Thursday, March 26, 2026

Make It A Policy To Monitor Insurance Rates

 

One of the questions I am hearing more often from clients and students deals with where they “should” look for their next opportunity. It is a great and pertinent question, because current local market conditions do not always match the expertise and bandwidth of the investor, developer, or broker I am working with. They sometimes have a list of several cities, states, or areas for consideration.


My initial answer is to remind them of how often the research helps determine the best decision. There are several considerations like zoning, ordinances or legislation, competition, and market demand. As the below linked article shows, recent disaster events around the country continue the growth of insurance rates. The increase is happening in some states most people would not expect to see them.

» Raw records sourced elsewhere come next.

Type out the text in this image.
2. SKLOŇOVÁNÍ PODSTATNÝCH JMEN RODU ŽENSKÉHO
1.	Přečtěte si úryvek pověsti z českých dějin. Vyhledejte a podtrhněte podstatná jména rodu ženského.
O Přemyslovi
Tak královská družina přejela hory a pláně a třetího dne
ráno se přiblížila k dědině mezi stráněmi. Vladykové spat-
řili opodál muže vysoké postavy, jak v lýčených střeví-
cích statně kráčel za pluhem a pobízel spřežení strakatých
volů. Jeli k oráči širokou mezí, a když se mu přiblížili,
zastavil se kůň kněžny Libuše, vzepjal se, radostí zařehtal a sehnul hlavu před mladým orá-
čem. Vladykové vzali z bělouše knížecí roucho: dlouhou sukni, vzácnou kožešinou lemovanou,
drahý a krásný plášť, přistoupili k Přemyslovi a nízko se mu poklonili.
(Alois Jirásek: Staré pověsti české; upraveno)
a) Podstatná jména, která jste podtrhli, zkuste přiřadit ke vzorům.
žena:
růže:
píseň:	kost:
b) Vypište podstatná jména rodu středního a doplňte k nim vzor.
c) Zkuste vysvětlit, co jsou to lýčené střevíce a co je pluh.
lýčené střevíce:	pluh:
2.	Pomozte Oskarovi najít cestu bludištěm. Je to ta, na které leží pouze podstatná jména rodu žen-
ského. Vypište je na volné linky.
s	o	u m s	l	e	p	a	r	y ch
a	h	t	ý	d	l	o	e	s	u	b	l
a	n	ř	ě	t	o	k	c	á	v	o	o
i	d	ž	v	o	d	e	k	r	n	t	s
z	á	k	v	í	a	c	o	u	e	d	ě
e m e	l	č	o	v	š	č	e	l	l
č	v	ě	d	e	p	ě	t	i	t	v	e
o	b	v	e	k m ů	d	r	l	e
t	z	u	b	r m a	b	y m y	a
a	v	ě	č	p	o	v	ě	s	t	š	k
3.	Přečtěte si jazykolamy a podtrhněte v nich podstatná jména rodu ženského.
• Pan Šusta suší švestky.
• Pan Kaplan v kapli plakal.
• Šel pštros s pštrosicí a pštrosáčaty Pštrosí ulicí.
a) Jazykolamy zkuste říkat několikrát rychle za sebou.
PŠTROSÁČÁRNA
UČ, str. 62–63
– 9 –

The rapid rise in insurance costs could be impacting real estate investing decisions more than it ever has. If not already, it should be part of your research. Suppose you are choosing between two opportunities and one of them has an insurance rate which is $2,000 per year higher. Some investors overlook that difference. By doing so, they overlook how the property with the higher insurance cost adds $150 per month in expenses, and could impact the ROI or cash flow. In this instance, cutting back on insurance coverage for investment property should not be part of the equation due to the amount of risk it adds.


Those who are active in more than one state should be on the lookout for data like this to factor into future considerations. Being aware of every possible difference in your expenses is a great “policy”, especially when looking into being “first in” on your next big opportunity.